Hours after been accused of making cheap promises by ASUU, the Minister of Education, Mallam Adamu Adamu has once again come forward to defend the Federal Government and explain the reason why the Federal Government can not meet the demands of the Academy Staff Union of Universities (ASUU).
The Mallam Adamu Adamu, while speaking to journalists in Abuja, disclosed that it is impossible for the Federal Government to meet the demands of ASUU with the current state of Nigeria’s economy.
Mallam Adamu Adamu stated that the crash in the prices of oil globally has tremendously affected the economic fortunes of the country and that the poor state of the economy has, in turn, affected the various sector of the government, including education.
The minister also blamed the administration of late president, Umaru Yar’Adua, for making bogus promises to the union during a period of the oil boom. Stating that the Umaru Musa Yar’Adua administration only made the agreement because of the oil boom which later crashed and plunged the country into recession.
Mallam Adamu also appealed to ASUU to be mindful of the fact that the country had only just exited recession and is recovering from the consequences of global low oil price. He also added that other sectors of the economy are competing with similar financial needs as the education sector.
Below is an extract of Mallam Adamu Adamu’s statement;
“Let me begin by saying that the issues necessitating this strike date back to 2009 when the then government of late President Umaru Musa Yar Adua signed an agreement with the ASUU on funding of the federal universities in the country.
“The agreement provided for funding of universities to the tune of N1.3 trillion over a period of six years. It is instructive to know that Nigeria was experiencing the oil boom at that time. It was therefore expected that the government will be able to meet the terms of the agreement.

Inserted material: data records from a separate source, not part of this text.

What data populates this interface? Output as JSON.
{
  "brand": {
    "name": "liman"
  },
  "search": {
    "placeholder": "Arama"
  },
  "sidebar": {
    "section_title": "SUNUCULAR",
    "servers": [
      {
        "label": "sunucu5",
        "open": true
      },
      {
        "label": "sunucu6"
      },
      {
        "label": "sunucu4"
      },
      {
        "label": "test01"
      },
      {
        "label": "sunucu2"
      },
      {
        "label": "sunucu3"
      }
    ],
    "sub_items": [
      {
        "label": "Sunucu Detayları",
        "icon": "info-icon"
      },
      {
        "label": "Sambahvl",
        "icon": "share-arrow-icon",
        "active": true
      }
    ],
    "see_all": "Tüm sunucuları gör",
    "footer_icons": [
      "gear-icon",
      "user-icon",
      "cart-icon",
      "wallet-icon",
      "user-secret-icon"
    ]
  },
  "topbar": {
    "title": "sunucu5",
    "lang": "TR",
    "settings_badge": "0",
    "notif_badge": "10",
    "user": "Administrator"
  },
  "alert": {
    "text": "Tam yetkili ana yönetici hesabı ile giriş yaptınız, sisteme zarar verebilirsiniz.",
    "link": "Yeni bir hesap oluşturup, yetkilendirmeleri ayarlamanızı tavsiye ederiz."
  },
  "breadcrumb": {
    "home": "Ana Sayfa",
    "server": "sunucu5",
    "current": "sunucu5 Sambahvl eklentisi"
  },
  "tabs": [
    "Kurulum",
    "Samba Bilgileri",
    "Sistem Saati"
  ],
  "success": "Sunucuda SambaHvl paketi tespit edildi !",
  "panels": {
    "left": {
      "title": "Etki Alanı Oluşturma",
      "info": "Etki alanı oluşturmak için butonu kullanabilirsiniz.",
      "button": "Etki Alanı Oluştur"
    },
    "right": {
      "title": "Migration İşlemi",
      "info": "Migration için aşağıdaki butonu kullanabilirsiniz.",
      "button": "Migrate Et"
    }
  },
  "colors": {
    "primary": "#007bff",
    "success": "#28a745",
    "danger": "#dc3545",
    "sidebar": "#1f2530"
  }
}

“However, international oil prices crashed in subsequent years thereby throwing the country into economic hardship. At the inception of this administration, the country’s economic fortunes worsened, nose-diving into recession, with dire consequences on all sectors of the economy, including education.”
“The country just exited recession and is beginning to recover from the consequences of low oil prices.”
“If this trend continues, definitely, the education sector will also improve, in other words, the well-being of the education sector and any other sector of the country’s economy is a function of the international oil prices. This is the stack reality for now which all of us must acknowledge and accept.”
“We must also be mindful that there are other sectors with similar competing needs, if our universities produce graduates, such graduates must work in other sectors of the economy which must also be supported by the government.”